Personal information
- Full name: Wayne Kenneth Otway
- Date of birth: 24 June 1956 (age 68)
- Original team(s): East Perth (WAFL)
- Draft: No. 8, 1981 interstate draft
- Height: 168 cm (5 ft 6 in)
- Weight: 73 kg (161 lb)

Playing career^{1}
- Years: Club / Games (Goals)
- 1975: Swan Districts (WAFL) / 001 00(0)
- 1976–1986: East Perth (WAFL) / 143 (231)
- 1982–1983: Essendon (VFL) / 036 0(65)
- Total:  / 180 (296)
- ^{1} Playing statistics correct to the end of 1986.

= Wayne Otway =

Australian rules footballer

Wayne Kenneth Otway (born 24 June 1956) is a former Australian rules footballer who played with Essendon in the Victorian Football League (VFL).

Otway was unable to play a WANFL game while at Swan Districts and had to wait until he switched to East Perth to make his senior debut. He was a member of East Perth's 1978 premiership team and in 1980 won their "Best and Fairest" the F. D. Book Medal.

He was already 25 years old when he made the move to Essendon and would spend two seasons with the club.

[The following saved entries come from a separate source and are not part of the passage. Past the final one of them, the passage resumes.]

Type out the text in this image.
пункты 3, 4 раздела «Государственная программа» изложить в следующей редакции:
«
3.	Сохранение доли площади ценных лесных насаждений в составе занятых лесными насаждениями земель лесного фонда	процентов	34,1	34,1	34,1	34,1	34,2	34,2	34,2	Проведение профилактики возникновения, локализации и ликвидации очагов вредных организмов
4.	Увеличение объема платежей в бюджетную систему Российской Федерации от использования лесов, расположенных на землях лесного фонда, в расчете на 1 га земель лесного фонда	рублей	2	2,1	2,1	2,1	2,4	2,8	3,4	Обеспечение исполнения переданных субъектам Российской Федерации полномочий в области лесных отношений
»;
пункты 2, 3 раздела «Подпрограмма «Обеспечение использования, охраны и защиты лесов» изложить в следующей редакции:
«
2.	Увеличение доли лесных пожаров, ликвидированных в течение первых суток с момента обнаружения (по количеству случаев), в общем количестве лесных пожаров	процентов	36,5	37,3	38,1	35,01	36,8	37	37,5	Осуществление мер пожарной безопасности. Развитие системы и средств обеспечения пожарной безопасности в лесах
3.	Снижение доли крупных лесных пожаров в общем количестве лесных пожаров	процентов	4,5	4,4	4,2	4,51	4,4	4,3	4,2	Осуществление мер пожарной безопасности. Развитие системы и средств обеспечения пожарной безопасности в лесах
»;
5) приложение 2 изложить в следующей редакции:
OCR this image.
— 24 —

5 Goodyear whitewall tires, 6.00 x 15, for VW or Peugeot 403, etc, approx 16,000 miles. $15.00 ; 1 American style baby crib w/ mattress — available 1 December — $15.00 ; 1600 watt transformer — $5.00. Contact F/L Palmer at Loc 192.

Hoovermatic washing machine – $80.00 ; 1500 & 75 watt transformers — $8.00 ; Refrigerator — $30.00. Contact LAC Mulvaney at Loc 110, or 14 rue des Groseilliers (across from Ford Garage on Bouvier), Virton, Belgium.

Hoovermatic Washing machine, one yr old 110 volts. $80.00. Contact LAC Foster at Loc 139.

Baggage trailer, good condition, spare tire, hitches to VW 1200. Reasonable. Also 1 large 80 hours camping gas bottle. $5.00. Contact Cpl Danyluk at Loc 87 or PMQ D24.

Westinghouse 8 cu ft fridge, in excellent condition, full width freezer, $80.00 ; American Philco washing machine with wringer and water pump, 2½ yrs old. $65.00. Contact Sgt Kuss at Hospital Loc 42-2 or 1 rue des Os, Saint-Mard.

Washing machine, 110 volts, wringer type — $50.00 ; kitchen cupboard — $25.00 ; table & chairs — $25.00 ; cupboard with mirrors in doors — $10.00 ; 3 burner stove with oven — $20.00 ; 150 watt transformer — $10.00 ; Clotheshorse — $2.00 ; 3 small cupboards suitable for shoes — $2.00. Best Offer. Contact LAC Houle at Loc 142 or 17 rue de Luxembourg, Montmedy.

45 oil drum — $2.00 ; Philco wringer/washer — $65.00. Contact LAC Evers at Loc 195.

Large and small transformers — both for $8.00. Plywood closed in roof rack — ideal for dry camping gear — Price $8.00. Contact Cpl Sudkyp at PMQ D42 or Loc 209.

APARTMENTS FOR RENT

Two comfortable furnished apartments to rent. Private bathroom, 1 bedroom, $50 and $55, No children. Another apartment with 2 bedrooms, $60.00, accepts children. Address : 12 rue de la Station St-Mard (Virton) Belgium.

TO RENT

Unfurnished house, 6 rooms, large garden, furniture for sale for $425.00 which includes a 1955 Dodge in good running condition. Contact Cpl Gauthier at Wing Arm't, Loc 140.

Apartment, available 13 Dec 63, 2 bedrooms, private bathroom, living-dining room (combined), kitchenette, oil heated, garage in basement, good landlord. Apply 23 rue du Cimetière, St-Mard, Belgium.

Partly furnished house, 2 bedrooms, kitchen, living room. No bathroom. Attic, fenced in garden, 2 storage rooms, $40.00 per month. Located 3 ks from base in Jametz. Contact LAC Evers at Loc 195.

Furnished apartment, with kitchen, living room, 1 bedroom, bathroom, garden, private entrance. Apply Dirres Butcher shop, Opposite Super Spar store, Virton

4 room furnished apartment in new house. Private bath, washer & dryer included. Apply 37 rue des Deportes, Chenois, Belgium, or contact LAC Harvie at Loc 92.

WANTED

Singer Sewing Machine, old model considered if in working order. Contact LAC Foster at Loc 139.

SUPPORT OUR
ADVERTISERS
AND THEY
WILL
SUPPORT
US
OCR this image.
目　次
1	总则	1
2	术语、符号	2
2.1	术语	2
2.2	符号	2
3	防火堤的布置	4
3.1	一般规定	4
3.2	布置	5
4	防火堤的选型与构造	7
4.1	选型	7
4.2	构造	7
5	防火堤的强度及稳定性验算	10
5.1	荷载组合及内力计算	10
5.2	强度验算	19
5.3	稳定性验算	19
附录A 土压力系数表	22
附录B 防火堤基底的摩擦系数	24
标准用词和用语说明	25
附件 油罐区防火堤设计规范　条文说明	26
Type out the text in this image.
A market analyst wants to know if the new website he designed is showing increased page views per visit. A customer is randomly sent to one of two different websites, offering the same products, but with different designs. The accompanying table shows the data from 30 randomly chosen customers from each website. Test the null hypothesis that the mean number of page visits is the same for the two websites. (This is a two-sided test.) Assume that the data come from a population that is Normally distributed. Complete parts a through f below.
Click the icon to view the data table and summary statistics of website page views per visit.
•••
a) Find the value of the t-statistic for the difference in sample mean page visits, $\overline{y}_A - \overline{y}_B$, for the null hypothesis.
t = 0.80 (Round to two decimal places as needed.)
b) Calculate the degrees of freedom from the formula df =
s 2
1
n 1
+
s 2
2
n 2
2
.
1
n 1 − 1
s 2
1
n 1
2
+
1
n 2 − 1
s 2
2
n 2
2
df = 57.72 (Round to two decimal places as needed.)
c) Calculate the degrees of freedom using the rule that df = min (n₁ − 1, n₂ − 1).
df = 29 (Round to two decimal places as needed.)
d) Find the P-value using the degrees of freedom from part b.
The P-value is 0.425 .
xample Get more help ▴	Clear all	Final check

In 1982, his first season, he amassed 440 disposals at an average of 20 per game. A rover, he missed only one game during the season and was Essendon's second most prolific goal-kicker with 46 goals, three short of Simon Madden. He had played one of his best games when he made his debut in the opening round of the season, against Footscray at Windy Hill. Essendon won by 109 points, with Otway contributing 28 disposals and five goals. His last appearance in 1982 was an elimination final, where he was inaccurate with one goal and four behinds. In the Brownlow Medal count at the end of the year, he finished with nine votes, the equal third most by an Essendon player.

Injuries meant he played only 14 games in 1983, but he still found a lot of the ball, averaging just under 19 disposals. He finished his career back in Western Australia with East Perth.